1995) (observing that timeliness of guilty plea “affects both the first two points and the
third”). Like this court, the First and Ninth Circuits adhere to the letter of the commentary
to § 3E1.1.
Owens is also wrong to assert that a defendant can earn a reduction under § 3E1.1 by
accepting responsibility for a slice but not the whole criminal conduct underlying multiple
convictions. Owens reasons that his guilty plea to the drug count (whether timely or not)
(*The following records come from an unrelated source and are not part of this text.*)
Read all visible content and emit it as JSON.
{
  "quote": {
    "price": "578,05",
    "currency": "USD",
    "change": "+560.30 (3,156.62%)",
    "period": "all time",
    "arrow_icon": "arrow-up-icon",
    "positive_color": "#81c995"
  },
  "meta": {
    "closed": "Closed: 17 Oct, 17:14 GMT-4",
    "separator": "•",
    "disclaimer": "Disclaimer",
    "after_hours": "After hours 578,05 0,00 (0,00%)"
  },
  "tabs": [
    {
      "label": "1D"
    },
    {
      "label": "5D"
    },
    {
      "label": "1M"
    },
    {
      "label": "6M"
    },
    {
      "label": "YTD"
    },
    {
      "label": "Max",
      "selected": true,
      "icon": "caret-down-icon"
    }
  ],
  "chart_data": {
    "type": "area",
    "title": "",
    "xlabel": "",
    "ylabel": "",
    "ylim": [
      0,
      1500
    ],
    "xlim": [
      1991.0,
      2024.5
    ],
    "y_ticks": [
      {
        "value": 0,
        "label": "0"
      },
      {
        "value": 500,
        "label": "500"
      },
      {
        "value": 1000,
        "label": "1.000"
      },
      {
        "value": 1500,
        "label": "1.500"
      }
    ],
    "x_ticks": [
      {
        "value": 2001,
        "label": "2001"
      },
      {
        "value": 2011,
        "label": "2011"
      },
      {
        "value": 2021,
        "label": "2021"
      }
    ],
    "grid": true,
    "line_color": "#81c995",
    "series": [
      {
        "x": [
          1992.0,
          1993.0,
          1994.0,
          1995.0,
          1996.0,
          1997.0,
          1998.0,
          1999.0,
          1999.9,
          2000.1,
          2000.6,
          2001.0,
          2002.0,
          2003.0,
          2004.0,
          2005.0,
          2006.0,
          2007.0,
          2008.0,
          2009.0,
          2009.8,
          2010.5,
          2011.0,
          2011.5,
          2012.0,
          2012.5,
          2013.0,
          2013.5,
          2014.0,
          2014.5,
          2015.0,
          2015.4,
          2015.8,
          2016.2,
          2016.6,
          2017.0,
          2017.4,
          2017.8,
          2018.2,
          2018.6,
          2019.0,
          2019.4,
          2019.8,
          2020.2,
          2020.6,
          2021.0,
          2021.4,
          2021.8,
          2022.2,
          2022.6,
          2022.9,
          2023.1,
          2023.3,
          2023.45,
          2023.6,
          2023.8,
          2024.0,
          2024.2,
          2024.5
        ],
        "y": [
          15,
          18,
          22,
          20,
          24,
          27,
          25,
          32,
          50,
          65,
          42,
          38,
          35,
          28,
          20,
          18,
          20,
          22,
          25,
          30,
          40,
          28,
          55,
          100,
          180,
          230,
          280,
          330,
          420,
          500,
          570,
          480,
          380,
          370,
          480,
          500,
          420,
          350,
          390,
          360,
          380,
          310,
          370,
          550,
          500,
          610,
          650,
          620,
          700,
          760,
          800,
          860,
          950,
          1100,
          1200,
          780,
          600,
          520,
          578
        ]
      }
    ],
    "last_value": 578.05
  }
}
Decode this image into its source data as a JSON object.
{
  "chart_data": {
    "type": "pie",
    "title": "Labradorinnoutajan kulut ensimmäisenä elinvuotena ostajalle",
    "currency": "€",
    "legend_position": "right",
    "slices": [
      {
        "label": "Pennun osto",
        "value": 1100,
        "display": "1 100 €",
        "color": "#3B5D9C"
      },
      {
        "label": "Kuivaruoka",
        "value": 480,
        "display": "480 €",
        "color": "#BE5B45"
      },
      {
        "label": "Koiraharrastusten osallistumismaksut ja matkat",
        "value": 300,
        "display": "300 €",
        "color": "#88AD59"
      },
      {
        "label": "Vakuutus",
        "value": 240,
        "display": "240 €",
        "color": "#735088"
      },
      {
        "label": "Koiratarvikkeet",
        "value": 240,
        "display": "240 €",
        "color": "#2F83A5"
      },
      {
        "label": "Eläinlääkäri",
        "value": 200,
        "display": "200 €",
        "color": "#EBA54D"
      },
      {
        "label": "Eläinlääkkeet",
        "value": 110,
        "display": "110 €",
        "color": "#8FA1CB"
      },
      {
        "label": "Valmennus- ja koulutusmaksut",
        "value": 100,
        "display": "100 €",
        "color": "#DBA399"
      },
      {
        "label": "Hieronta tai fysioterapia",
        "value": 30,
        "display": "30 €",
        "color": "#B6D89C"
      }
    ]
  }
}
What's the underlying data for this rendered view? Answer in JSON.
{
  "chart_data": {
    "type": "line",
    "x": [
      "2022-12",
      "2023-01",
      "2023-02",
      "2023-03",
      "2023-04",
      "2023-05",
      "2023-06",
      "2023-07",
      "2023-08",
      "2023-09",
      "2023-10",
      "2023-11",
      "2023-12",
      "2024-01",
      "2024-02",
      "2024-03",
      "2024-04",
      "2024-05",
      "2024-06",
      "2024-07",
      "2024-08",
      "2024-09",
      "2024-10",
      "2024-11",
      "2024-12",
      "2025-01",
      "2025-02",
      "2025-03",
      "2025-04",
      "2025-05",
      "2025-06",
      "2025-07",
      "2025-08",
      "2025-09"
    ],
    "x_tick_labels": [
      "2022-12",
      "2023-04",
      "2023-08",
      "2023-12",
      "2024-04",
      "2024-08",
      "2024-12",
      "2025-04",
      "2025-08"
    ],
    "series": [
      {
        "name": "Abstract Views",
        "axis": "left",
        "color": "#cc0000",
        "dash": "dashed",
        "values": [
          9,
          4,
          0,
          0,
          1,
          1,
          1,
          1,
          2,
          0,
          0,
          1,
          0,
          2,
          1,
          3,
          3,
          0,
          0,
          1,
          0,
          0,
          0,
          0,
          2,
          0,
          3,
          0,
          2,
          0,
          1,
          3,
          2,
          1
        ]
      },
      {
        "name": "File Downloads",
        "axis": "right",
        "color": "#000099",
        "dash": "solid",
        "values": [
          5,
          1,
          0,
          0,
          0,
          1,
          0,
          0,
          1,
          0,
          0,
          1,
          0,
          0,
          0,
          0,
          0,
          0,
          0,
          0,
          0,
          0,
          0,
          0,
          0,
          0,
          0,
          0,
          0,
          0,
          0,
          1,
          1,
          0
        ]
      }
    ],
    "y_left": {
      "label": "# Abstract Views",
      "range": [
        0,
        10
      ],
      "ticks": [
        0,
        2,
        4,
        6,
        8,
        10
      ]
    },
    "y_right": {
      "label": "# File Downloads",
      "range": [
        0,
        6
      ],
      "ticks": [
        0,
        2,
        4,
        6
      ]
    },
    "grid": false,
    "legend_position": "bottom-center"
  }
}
was enough to get him a 2‐level reduction for that offense, and his contrition for the drug
crime, he continues, was not undermined by his attempt to withdraw his guilty plea to the
gun count. The two convictions were grouped, he explains, and since the guidelines range
was driven by the drug count, it matters not whether he accepted responsibility for the gun
count.
Owens once more presses a contention without citing a guideline, or an application
note, or a case to support it. His argument that acceptance of responsibility should be
calculated separately for different counts in a group is contrary to the application
instructions in U.S.S.G. § 1B1.9. The guidelines do “not contemplate calculating acceptance
of responsibility for each offense.” United States v. McDowell, 888 F.2d 285, 293 (3d Cir.
1989). For multiple counts, acceptance of responsibility is evaluated only after a combined
offense level has been determined. U.S.S.G. §§ 1B1.1; 3D1.5 cmt.; United States v. Thomas,
242 F.3d 1028, 1034 (11th Cir. 2001); United States v. Ginn, 87 F.3d 367, 370‐71 (9th Cir. 1996);
United States v. Kleinbreil, 966 F.2d 945, 953 (5th Cir. 1992); McDowell, 888 F.2d at 293.
Moreover, it is plain enough that the district court found that Owens had not
accepted responsibility for either count. The court properly interpreted the guidelines, and
we afford great deference to sentencing judges’ determinations of acceptance of
No. 10‐1087 Page 5
responsibility. U.S.S.G. § 3E1.1 cmt. n.5; United States v. Leahy, 464 F.3d 773, 790 (7th Cir.
2006). Nothing in the record indicated the sentencing judge erred in evaluating Owen’s
acceptance of responsibility.
The district court properly interpreted the § 3E1.1, and Owens’s contrary arguments
are without merit. Accordingly, the judgment of the district court is AFFIRMED.